Comment des hackers nord-coréens utilisent LinkedIn pour voler des millions de dollars

Des chercheurs en cybersécurité de Microsoft ont analysé les pratiques malveillantes de certains groupes de menace affiliés à la Corée du Nord. En employant des techniques d'attaque par ingénierie sociale et des failles 0-day, les pirates nord-coréens auraient dérobé des centaines de millions de dollars appartenant à des sociétés de toutes tailles. Une manière de contourner les sanctions internationales auxquelles est soumis le régime de Pyongyang.

Drapeau Corée du Nord
Drapeau Corée du Nord

À l'occasion de la conférence américaine Cyberwarcon, les chercheurs en cybersécurité de Microsoft Threat Intelligence ont publié leurs conclusions sur la manière dont des acteurs malveillants de Corée du Nord se sont fait passer pour des salariés étrangers avant de piéger les entreprises avec qui ils échangeaient.

Ces pratiques visaient surtout à voler de l'argent dans le but de générer des revenus pour financer les programmes d'armement informatique du pays. Mais aussi d'obtenir des données relatives aux sanctions internationales, avant que ces dernières n'entrent en vigueur.

Les cybercriminels se font passer pour des investisseurs et des recruteurs

Créer de faux profils sur LinkedIn pour piéger les organisations du monde entier : telle est la tactique employée pendant plusieurs années par un groupe de menace affilié à la Corée du Nord, dénommé "Sapphire Sleet". En l'espace de six mois, il aurait mené plusieurs campagnes d'attaques par ingénierie sociale, volant au passage plus de 10 millions de dollars en cryptomonnaies.

La méthode utilisée ces derniers temps par "Sapphire Sleet" consiste à se faire passer pour un capital-risqueur, intéressé pour investir dans la société cible. L'acteur malveillant tente ensuite d'organiser une réunion en ligne. Au moment de se connecter, la victime voit apparaître un message d'erreur indiquant qu'il doit contacter l'administrateur ou les services d'assistance. L'acteur malveillant caché derrière cette supposée assistance envoie alors un script à sa cible, qui entraîne le déploiement d'un malware sur sa cible. Le cybercriminel n'a plus qu'à obtenir un portefeuille de cryptomonnaies et les identifiants liés pour dérober de l'argent à sa victime.

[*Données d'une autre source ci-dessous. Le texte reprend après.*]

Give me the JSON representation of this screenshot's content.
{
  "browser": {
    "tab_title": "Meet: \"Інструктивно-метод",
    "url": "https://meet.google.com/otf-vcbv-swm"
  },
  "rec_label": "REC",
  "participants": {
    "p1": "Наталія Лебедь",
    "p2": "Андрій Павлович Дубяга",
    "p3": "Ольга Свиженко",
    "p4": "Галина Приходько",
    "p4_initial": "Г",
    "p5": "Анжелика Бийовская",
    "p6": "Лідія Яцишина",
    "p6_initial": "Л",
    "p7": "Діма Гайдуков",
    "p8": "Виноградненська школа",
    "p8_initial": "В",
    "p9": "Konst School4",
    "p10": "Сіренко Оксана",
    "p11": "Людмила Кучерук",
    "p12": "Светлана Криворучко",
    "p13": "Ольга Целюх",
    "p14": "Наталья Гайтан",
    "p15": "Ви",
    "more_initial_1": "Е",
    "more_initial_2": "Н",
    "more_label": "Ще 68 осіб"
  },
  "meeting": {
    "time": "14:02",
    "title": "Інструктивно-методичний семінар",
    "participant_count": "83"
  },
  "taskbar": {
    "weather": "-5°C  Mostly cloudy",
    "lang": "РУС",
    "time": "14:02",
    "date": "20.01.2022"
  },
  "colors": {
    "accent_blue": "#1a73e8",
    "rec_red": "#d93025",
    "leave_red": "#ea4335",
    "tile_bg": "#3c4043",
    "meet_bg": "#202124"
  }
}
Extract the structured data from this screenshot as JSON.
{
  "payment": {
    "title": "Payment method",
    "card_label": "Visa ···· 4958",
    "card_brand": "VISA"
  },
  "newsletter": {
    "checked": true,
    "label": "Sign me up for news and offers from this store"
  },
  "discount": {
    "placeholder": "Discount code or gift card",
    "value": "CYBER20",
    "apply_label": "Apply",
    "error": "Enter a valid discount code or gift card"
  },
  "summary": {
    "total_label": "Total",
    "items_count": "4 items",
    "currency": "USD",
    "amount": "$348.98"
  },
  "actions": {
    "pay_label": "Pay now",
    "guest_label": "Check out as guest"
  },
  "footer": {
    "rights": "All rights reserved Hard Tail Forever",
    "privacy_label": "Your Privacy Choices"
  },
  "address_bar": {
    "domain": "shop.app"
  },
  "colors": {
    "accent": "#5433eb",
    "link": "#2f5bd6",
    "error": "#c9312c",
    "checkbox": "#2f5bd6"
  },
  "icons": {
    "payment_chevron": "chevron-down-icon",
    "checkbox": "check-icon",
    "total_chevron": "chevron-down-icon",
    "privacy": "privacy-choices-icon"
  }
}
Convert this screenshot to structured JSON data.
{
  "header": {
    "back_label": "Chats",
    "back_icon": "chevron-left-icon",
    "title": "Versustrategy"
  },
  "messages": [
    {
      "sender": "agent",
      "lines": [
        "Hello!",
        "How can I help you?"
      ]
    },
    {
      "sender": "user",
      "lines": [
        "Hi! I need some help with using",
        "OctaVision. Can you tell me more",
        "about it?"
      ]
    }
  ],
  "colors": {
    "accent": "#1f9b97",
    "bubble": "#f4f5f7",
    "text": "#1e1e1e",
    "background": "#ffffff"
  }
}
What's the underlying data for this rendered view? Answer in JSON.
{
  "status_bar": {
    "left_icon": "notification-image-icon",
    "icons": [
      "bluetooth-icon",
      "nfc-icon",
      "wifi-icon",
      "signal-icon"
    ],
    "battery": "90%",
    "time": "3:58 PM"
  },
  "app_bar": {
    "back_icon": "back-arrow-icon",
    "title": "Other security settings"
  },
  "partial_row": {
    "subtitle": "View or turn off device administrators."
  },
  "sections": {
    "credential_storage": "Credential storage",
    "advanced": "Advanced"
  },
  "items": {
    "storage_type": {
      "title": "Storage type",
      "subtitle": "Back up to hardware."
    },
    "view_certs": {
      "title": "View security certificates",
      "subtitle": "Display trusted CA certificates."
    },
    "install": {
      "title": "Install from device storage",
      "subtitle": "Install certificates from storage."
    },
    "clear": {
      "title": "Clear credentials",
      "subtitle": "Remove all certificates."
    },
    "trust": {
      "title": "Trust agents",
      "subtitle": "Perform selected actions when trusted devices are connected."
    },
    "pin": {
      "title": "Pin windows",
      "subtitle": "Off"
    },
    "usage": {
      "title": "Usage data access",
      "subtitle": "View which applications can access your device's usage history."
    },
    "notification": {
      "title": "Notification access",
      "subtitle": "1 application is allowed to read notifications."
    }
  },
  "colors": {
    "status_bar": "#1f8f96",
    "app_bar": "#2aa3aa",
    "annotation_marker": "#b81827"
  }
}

Le groupe de menace s'est aussi fait passer à maintes reprises pour un recruteur, sur des applications telles que LinkedIn. Il démarche ses victimes avant de leur demander de remplir un formulaire d'évaluation de compétences, à partir d'un site web qu'il contrôle. En téléchargeant le code lié à cette évaluation, la victime télécharge également un malware.

Des sociétés russes et chinoises visées

Microsoft note qu'en plus d'exploiter les réseaux informatiques, via le déploiement de malwares, “la Corée du Nord a envoyé des milliers de travailleurs informatiques à l’étranger pour gagner de l’argent pour le régime”. Le géant de l'informatique assure que les pirates ont ainsi volé “des centaines de millions de dollars”, opérant en Russie, en Chine et dans d'autres pays. Ceci leur permet d'échapper aux sanctions internationales imposées au pays, notamment de la part des États-Unis.

Modèle cybercriminels Corée du Nord

Très concrètement, ces “faux informaticiens” ont fait appel à des “facilitateurs” à l'étranger pour les aider à accéder à des plateformes indisponibles en Corée du Nord et leur permettre de postuler à un emploi à distance. Ces tiers ont leur ont ainsi créé et loué des comptes bancaires et acheté des cartes SIM en leur nom. Les faux candidats inventent ensuite un CV, sur GitHub et LinkedIn.

Des CV améliorés par IA

Le mois dernier, Microsoft a découvert un référentiel public contenant des données appartenant à ces faux travailleurs. Figuraient notamment des CV et comptes de messagerie, des comptes VPN et adresses IP spécifiques, des images réelles modifiées par IA, ainsi que des comptes LinkedIn, GitHub, Skype, TeamViewer et Telegram. “L'analyse du référentiel indique que les informaticiens nord-coréens se livrent à des vols d'identité et utilisent des outils d'intelligence artificielle tels que Faceswap pour transférer leur photo vers des documents qu'ils ont volés à leurs victimes”, explique Microsoft Threat Intelligence.

Le groupe d'informaticiens repéré par Microsoft aurait à lui seul perçu 370 000 dollars rien qu'en paiement reçus. Pour éviter tout risque d'infiltration, les chercheurs recommandent une meilleure sensibilisation auprès des responsables des ressources humaines, ou d'effectuer de simples vérifications pour les personnes embauchées. Microsoft préconise ainsi de demander à activer périodiquement la caméra, mais aussi de demander aux informaticiens d'expliquer le code qu'ils ont écrit.